City officials shared schematic design goals for the project on March 10, with Matt Lee, Park City's economic development project manager, delivering the latest update during a joint meeting of the Park City Council and the Summit County Council. The current center sits at just 3,200 square feet, and the proposed replacement would be four to five times larger, with a building footprint targeted at 7,500 square feet, though that footprint could expand to 8,000 square feet depending on available funding.

"The current building is too small and can't accommodate the center's explosive membership," Lee said, citing membership figures of about 380 in 2022 and more than 750 as of March, up from just 70 six years ago.

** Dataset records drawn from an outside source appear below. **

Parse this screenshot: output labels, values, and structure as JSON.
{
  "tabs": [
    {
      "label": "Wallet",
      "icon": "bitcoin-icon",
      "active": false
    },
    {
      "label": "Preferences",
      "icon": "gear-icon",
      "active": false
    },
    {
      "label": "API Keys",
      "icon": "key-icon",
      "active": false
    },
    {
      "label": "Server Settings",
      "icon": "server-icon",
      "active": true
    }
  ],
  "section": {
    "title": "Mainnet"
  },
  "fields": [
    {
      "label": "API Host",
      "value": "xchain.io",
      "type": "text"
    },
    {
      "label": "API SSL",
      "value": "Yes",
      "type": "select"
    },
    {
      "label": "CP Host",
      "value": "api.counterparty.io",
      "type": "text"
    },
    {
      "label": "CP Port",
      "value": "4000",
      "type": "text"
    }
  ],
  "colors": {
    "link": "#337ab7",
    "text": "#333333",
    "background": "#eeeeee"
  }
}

The 13,000-square-foot target emerged from a negotiation between competing design visions. Architecture firm Sparano + Mooney had recommended a 15,000-square-foot design, while the City Council had previously set its sights on 10,000 square feet. After seniors pushed back on the smaller figure as insufficient, the city settled on 13,000 square feet as a compromise.

AI-generated illustration
AI-generated illustration

The demographic case for a larger facility extends well beyond current membership rolls. The Kem C. Gardner Policy Institute projects that Summit County's population of residents 65 and older will increase by 42 percent over the next decade and by up to 67 percent by 2065, a trajectory that city planners cited as central to the project's rationale.

The $14.4 million cost estimate is tied specifically to a 7,500-square-foot building footprint. Funding sources, a detailed cost breakdown, site ownership details for the Mawhinney lot, and a formal construction timeline through the projected 2027 completion have not yet been publicly confirmed.